Вот только мне от этого было не легче. Мало того, таким витиеватым способом портной находил способ намекать мне на мою полноту. И ведь с его стороны это был в какой-то степени справедливый ответ. Ведь он боролся с моей полнотой так же, как я боролся с его неграмотностью.
После был званый обед, на котором присутствовало человек сто чиновников и просто важных людей при дворе. Меня засыпали кучей подарков, подавляющее большинство которых представляло собой одежду и дорогие украшения. При этом мне не нужно было ни то, ни другое: одежда всегда была неподходящей или по размеру, или по цвету. Драгоценности же я на себе не носил тем более. Связано это было не столько с природной нелюбовью к драгоценностям — как раз наоборот, некоторые вещицы наподобие перстней и запонок были очень недурны — сколько с наличием во мне магических способностей.
У магов был один значительный недостаток, который, однако, девяти из десяти магам совершенно не мешал жить. Недостаток этот заключался в том, что маги не могли носить на себе украшения из драгоценных камней. Вообще. Связано это с тем, что драгоценные камни имели свойство собирать и накапливать магию. По этой причине из них выходили хорошие амулеты и талисманы. Однако даже в пассивном состоянии камни высасывали из мага силы, заставляя его уставать за день в полтора, а то и в два раза быстрее. Так что если маг носит на себе драгоценный камень, то можно быть уверенным в том, что это — амулет или талисман, регулярно заряжаемый.
Когда меня поздравляли по очереди представителя богатых дворов, я, чтобы не зевать, активно вертел головой по сторонам.

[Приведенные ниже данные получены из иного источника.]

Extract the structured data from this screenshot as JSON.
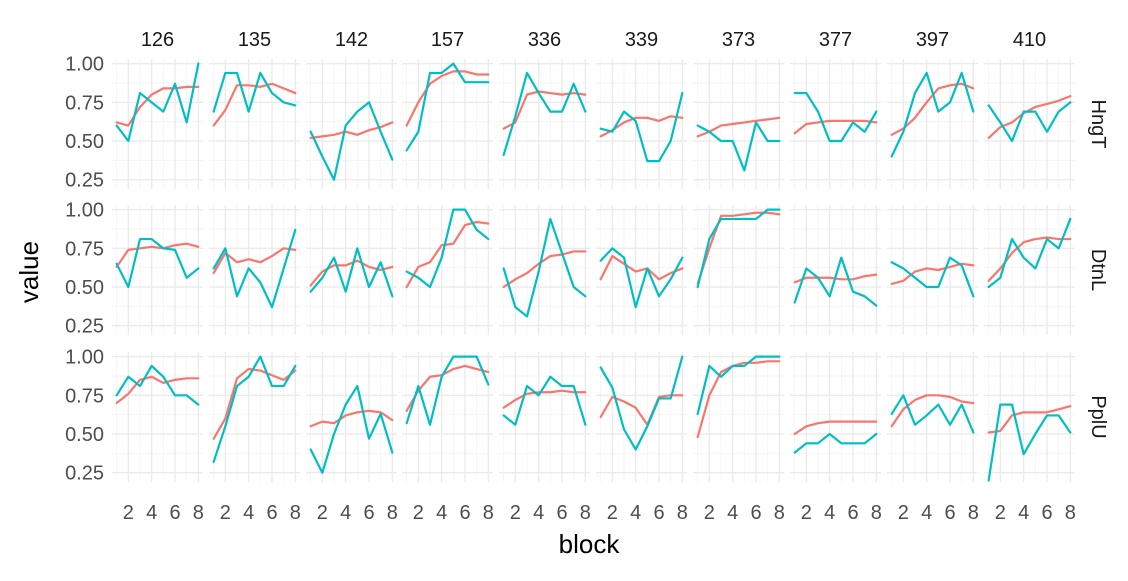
{
  "chart_data": {
    "type": "line",
    "xlabel": "block",
    "ylabel": "value",
    "xlim": [
      0.6,
      8.4
    ],
    "ylim": [
      0.19,
      1.03
    ],
    "x_ticks": [
      2,
      4,
      6,
      8
    ],
    "y_ticks": [
      0.25,
      0.5,
      0.75,
      1.0
    ],
    "y_tick_labels": [
      "0.25",
      "0.50",
      "0.75",
      "1.00"
    ],
    "grid": true,
    "legend": "none",
    "columns": [
      "126",
      "135",
      "142",
      "157",
      "336",
      "339",
      "373",
      "377",
      "397",
      "410"
    ],
    "rows": [
      "HngT",
      "DtnL",
      "PplU"
    ],
    "series_colors": [
      "#F8766D",
      "#00BFC4"
    ],
    "x": [
      1,
      2,
      3,
      4,
      5,
      6,
      7,
      8
    ],
    "panels": [
      {
        "row": "HngT",
        "column": "126",
        "series": [
          [
            0.62,
            0.6,
            0.72,
            0.8,
            0.84,
            0.84,
            0.85,
            0.85
          ],
          [
            0.6,
            0.5,
            0.81,
            0.75,
            0.69,
            0.87,
            0.62,
            1.0
          ]
        ]
      },
      {
        "row": "HngT",
        "column": "135",
        "series": [
          [
            0.6,
            0.7,
            0.86,
            0.86,
            0.85,
            0.87,
            0.84,
            0.81
          ],
          [
            0.69,
            0.94,
            0.94,
            0.69,
            0.94,
            0.81,
            0.75,
            0.73
          ]
        ]
      },
      {
        "row": "HngT",
        "column": "142",
        "series": [
          [
            0.52,
            0.53,
            0.54,
            0.56,
            0.54,
            0.57,
            0.59,
            0.62
          ],
          [
            0.56,
            0.4,
            0.25,
            0.6,
            0.69,
            0.75,
            0.56,
            0.38
          ]
        ]
      },
      {
        "row": "HngT",
        "column": "157",
        "series": [
          [
            0.6,
            0.75,
            0.87,
            0.92,
            0.95,
            0.95,
            0.93,
            0.93
          ],
          [
            0.44,
            0.56,
            0.94,
            0.94,
            1.0,
            0.88,
            0.88,
            0.88
          ]
        ]
      },
      {
        "row": "HngT",
        "column": "336",
        "series": [
          [
            0.58,
            0.62,
            0.8,
            0.82,
            0.81,
            0.8,
            0.81,
            0.8
          ],
          [
            0.41,
            0.66,
            0.94,
            0.81,
            0.69,
            0.69,
            0.87,
            0.69
          ]
        ]
      },
      {
        "row": "HngT",
        "column": "339",
        "series": [
          [
            0.53,
            0.57,
            0.62,
            0.65,
            0.65,
            0.63,
            0.66,
            0.65
          ],
          [
            0.58,
            0.56,
            0.69,
            0.63,
            0.37,
            0.37,
            0.5,
            0.81
          ]
        ]
      },
      {
        "row": "HngT",
        "column": "373",
        "series": [
          [
            0.53,
            0.56,
            0.6,
            0.61,
            0.62,
            0.63,
            0.64,
            0.65
          ],
          [
            0.6,
            0.56,
            0.5,
            0.5,
            0.31,
            0.62,
            0.5,
            0.5
          ]
        ]
      },
      {
        "row": "HngT",
        "column": "377",
        "series": [
          [
            0.55,
            0.61,
            0.62,
            0.63,
            0.63,
            0.63,
            0.63,
            0.62
          ],
          [
            0.81,
            0.81,
            0.69,
            0.5,
            0.5,
            0.62,
            0.56,
            0.69
          ]
        ]
      },
      {
        "row": "HngT",
        "column": "397",
        "series": [
          [
            0.54,
            0.58,
            0.65,
            0.75,
            0.84,
            0.86,
            0.87,
            0.84
          ],
          [
            0.4,
            0.56,
            0.81,
            0.94,
            0.69,
            0.75,
            0.94,
            0.69
          ]
        ]
      },
      {
        "row": "HngT",
        "column": "410",
        "series": [
          [
            0.52,
            0.59,
            0.62,
            0.68,
            0.72,
            0.74,
            0.76,
            0.79
          ],
          [
            0.73,
            0.62,
            0.5,
            0.69,
            0.69,
            0.56,
            0.69,
            0.75
          ]
        ]
      },
      {
        "row": "DtnL",
        "column": "126",
        "series": [
          [
            0.63,
            0.74,
            0.75,
            0.76,
            0.75,
            0.77,
            0.78,
            0.76
          ],
          [
            0.65,
            0.5,
            0.81,
            0.81,
            0.75,
            0.74,
            0.56,
            0.62
          ]
        ]
      },
      {
        "row": "DtnL",
        "column": "135",
        "series": [
          [
            0.59,
            0.72,
            0.66,
            0.68,
            0.66,
            0.7,
            0.75,
            0.74
          ],
          [
            0.62,
            0.75,
            0.44,
            0.62,
            0.53,
            0.37,
            0.62,
            0.87
          ]
        ]
      },
      {
        "row": "DtnL",
        "column": "142",
        "series": [
          [
            0.51,
            0.6,
            0.64,
            0.64,
            0.67,
            0.63,
            0.61,
            0.63
          ],
          [
            0.47,
            0.56,
            0.69,
            0.47,
            0.75,
            0.5,
            0.66,
            0.44
          ]
        ]
      },
      {
        "row": "DtnL",
        "column": "157",
        "series": [
          [
            0.5,
            0.63,
            0.66,
            0.77,
            0.78,
            0.9,
            0.92,
            0.91
          ],
          [
            0.6,
            0.56,
            0.5,
            0.69,
            1.0,
            1.0,
            0.87,
            0.81
          ]
        ]
      },
      {
        "row": "DtnL",
        "column": "336",
        "series": [
          [
            0.5,
            0.55,
            0.59,
            0.65,
            0.7,
            0.71,
            0.73,
            0.73
          ],
          [
            0.62,
            0.37,
            0.31,
            0.6,
            0.94,
            0.72,
            0.5,
            0.44
          ]
        ]
      },
      {
        "row": "DtnL",
        "column": "339",
        "series": [
          [
            0.55,
            0.7,
            0.65,
            0.6,
            0.62,
            0.55,
            0.59,
            0.62
          ],
          [
            0.67,
            0.75,
            0.69,
            0.37,
            0.62,
            0.44,
            0.55,
            0.69
          ]
        ]
      },
      {
        "row": "DtnL",
        "column": "373",
        "series": [
          [
            0.52,
            0.75,
            0.96,
            0.96,
            0.97,
            0.98,
            0.98,
            0.97
          ],
          [
            0.5,
            0.81,
            0.94,
            0.94,
            0.94,
            0.94,
            1.0,
            1.0
          ]
        ]
      },
      {
        "row": "DtnL",
        "column": "377",
        "series": [
          [
            0.53,
            0.56,
            0.56,
            0.56,
            0.55,
            0.55,
            0.57,
            0.58
          ],
          [
            0.4,
            0.62,
            0.56,
            0.44,
            0.69,
            0.47,
            0.44,
            0.38
          ]
        ]
      },
      {
        "row": "DtnL",
        "column": "397",
        "series": [
          [
            0.52,
            0.54,
            0.6,
            0.62,
            0.61,
            0.63,
            0.65,
            0.64
          ],
          [
            0.66,
            0.62,
            0.56,
            0.5,
            0.5,
            0.69,
            0.64,
            0.44
          ]
        ]
      },
      {
        "row": "DtnL",
        "column": "410",
        "series": [
          [
            0.54,
            0.62,
            0.72,
            0.79,
            0.81,
            0.82,
            0.81,
            0.81
          ],
          [
            0.5,
            0.56,
            0.81,
            0.69,
            0.62,
            0.81,
            0.75,
            0.94
          ]
        ]
      },
      {
        "row": "PplU",
        "column": "126",
        "series": [
          [
            0.7,
            0.76,
            0.85,
            0.87,
            0.83,
            0.85,
            0.86,
            0.86
          ],
          [
            0.75,
            0.87,
            0.81,
            0.94,
            0.87,
            0.75,
            0.75,
            0.69
          ]
        ]
      },
      {
        "row": "PplU",
        "column": "135",
        "series": [
          [
            0.47,
            0.6,
            0.86,
            0.92,
            0.91,
            0.88,
            0.85,
            0.91
          ],
          [
            0.32,
            0.55,
            0.81,
            0.87,
            1.0,
            0.81,
            0.81,
            0.94
          ]
        ]
      },
      {
        "row": "PplU",
        "column": "142",
        "series": [
          [
            0.55,
            0.58,
            0.57,
            0.62,
            0.64,
            0.65,
            0.64,
            0.59
          ],
          [
            0.4,
            0.25,
            0.5,
            0.69,
            0.81,
            0.47,
            0.63,
            0.38
          ]
        ]
      },
      {
        "row": "PplU",
        "column": "157",
        "series": [
          [
            0.65,
            0.78,
            0.87,
            0.88,
            0.92,
            0.94,
            0.92,
            0.9
          ],
          [
            0.57,
            0.81,
            0.56,
            0.87,
            1.0,
            1.0,
            1.0,
            0.82
          ]
        ]
      },
      {
        "row": "PplU",
        "column": "336",
        "series": [
          [
            0.67,
            0.72,
            0.76,
            0.77,
            0.77,
            0.78,
            0.77,
            0.77
          ],
          [
            0.62,
            0.56,
            0.81,
            0.75,
            0.87,
            0.81,
            0.81,
            0.56
          ]
        ]
      },
      {
        "row": "PplU",
        "column": "339",
        "series": [
          [
            0.61,
            0.74,
            0.71,
            0.67,
            0.56,
            0.74,
            0.75,
            0.75
          ],
          [
            0.93,
            0.8,
            0.53,
            0.4,
            0.55,
            0.73,
            0.73,
            1.0
          ]
        ]
      },
      {
        "row": "PplU",
        "column": "373",
        "series": [
          [
            0.48,
            0.75,
            0.9,
            0.94,
            0.96,
            0.96,
            0.97,
            0.97
          ],
          [
            0.63,
            0.94,
            0.87,
            0.94,
            0.94,
            1.0,
            1.0,
            1.0
          ]
        ]
      },
      {
        "row": "PplU",
        "column": "377",
        "series": [
          [
            0.5,
            0.55,
            0.57,
            0.58,
            0.58,
            0.58,
            0.58,
            0.58
          ],
          [
            0.38,
            0.44,
            0.44,
            0.5,
            0.44,
            0.44,
            0.44,
            0.5
          ]
        ]
      },
      {
        "row": "PplU",
        "column": "397",
        "series": [
          [
            0.55,
            0.66,
            0.72,
            0.75,
            0.75,
            0.74,
            0.71,
            0.7
          ],
          [
            0.63,
            0.75,
            0.56,
            0.62,
            0.69,
            0.56,
            0.69,
            0.51
          ]
        ]
      },
      {
        "row": "PplU",
        "column": "410",
        "series": [
          [
            0.51,
            0.52,
            0.62,
            0.64,
            0.64,
            0.64,
            0.66,
            0.68
          ],
          [
            0.2,
            0.69,
            0.69,
            0.37,
            0.5,
            0.62,
            0.62,
            0.51
          ]
        ]
      }
    ]
  }
}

И внезапно мой взгляд остановился на отце. Его Величество Арнольд Четвёртый имел склонность к полноте, которая, впрочем, больше была связана с возрастом, ибо ему уже сорок пять лет. Густые каштановые бакенбарды тронула седина, а на лице появлялись первые морщины. Но насторожило меня не это. А то, что у отца были мешки под глазами, которые даже белила не могли скрыть полностью. Глаза же были красные, словно с недосыпа, и он часто моргал, чтобы дать им хотя бы секундную передышку. Странно. Когда я уезжал из Виллгарда, предварительно сообщив отцу о том, какой уже получен экономический эффект, и сколько его ещё планируется, и как замечательно мы будем выглядеть в глазах других государств — отец выглядел здоровым, весёлым и довольным жизнью. Что же случилось, что он настолько осунулся? Отто и Освальд, тоже сидящие здесь, вели себя так же, как и всегда.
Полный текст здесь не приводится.